May 6, 2024 – Twelve-year-old Kendric Cromer’s sickle cell disease has wreaked havoc on his young body, including causing a painful condition known as bone death in his hips, back, and shoulders.
Last week, he became the first patient outside of a clinical trial to start a new genetic treatment that was shown in clinical trials to cure 88% of people of the hallmark symptoms of sickle cell disease, which is a genetic condition that can affect blood flow. The CDC estimates 100,0000 people in the U.S. have sickle cell, and it’s more common among Black people – about 1 in every 365 Black newborns in the U.S. have it.
The FDA approved the new therapy, called Lyfgenia, in December. Until then, the only options for people with sickle cell were treatments to manage symptoms or donor stem cell transplants that carry serious risks.
The months-long treatment process for Cromer began with the collection of bone marrow stem cells at Children’s National Hospital in Washington, DC, according to The New York Times and an announcement by Bluebird Bio, the company that developed the treatment.

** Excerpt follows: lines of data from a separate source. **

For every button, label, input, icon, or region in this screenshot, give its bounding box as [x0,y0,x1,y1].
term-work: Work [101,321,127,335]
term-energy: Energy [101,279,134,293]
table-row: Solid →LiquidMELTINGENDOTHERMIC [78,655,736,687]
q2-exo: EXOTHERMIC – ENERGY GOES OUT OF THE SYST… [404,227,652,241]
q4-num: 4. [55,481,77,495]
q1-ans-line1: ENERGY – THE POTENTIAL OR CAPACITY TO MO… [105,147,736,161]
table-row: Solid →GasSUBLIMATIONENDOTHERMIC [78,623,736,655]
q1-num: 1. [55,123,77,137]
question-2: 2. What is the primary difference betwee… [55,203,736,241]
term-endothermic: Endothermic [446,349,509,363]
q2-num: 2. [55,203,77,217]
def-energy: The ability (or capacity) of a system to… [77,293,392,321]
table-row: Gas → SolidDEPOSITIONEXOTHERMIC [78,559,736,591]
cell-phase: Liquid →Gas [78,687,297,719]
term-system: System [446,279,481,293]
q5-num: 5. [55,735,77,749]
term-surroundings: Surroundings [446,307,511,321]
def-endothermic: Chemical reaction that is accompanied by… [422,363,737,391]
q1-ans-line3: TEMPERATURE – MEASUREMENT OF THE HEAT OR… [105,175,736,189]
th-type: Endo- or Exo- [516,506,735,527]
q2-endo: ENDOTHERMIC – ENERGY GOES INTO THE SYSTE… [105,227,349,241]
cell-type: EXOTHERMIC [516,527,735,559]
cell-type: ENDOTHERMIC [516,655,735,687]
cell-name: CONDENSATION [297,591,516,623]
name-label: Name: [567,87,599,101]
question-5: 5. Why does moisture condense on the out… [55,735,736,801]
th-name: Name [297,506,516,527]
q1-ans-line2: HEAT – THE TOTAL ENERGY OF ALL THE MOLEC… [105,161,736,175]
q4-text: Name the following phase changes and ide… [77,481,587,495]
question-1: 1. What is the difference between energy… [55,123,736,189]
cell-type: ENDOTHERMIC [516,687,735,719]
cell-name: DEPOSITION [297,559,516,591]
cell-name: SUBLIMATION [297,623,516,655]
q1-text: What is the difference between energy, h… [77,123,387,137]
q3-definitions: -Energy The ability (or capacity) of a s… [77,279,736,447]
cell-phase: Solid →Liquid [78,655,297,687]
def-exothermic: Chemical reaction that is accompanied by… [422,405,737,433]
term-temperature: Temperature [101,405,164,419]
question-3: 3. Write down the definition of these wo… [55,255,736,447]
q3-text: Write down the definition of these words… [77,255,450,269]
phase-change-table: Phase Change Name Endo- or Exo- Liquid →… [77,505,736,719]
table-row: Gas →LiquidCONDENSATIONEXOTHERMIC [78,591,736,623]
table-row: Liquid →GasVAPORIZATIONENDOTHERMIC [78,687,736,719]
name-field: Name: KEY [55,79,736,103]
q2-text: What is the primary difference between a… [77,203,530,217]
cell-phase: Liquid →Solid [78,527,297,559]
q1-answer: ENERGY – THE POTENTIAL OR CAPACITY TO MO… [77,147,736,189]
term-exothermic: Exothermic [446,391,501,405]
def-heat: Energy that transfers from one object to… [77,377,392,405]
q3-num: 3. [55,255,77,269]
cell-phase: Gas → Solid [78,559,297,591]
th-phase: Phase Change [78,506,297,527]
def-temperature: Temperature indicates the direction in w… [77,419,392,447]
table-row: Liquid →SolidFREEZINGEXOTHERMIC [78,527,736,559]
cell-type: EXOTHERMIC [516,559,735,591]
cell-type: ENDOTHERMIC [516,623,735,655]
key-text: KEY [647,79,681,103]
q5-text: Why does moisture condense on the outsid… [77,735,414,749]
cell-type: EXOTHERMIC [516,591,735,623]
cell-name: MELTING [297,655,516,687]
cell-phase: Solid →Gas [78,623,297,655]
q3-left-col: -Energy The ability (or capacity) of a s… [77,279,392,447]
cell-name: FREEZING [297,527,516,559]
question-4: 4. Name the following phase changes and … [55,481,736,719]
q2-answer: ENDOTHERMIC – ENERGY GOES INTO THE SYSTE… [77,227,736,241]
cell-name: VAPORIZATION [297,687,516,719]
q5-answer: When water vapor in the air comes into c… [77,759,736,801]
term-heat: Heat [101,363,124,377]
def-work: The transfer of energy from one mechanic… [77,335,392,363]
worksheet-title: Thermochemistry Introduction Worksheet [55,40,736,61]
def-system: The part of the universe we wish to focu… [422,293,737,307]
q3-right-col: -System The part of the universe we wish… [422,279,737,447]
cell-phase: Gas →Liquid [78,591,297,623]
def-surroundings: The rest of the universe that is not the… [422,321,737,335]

“We are thrilled to be the first center in the country to commercially collect cells from a person living with sickle cell disease and are proud to be the trailblazers in using this new approach,” David Jacobsohn, MD, chief of the Division of Blood and Marrow Transplantation at Children’s National Hospital, said in a statement. “The recent approval of gene therapies to treat patients with sickle cell is an enormous breakthrough in patient care and a silver lining to families witnessing their children’s struggles with this condition. In the face of immense burden, gene therapy is a groundbreaking treatment alternative and a beacon of hope for a better future.”
Bluebird’s price tag for Lyfgenia therapy is $3.1 million, making it one of the most expensive medical treatments of all time, the Times reported, adding that Bluebird’s current annual capacity is to treat the cells of between 85 and 105 patients. There are currently waiting lists of people seeking the life-changing treatment.
Once enough stem cells are collected from a patient, they are sent to Bluebird’s lab in New Jersey and modified to function like those of people not affected by sickle cell. Cromer will have chemotherapy before the modified stem cells are transplanted.
The process does not cure sickle cell itself. Instead, newly modified genes instruct the body to produce more of a type of red blood cell protein that can counteract the effects of mutated proteins that result in red blood cells taking on a C-shape (hence the name, sickle cell). Sickle-shaped red blood cells restrict blood flow and limit oxygen delivery, but the new treatment helps the body produce enough non-mutated red blood cell proteins to keep red blood cells from forming the sickle shape.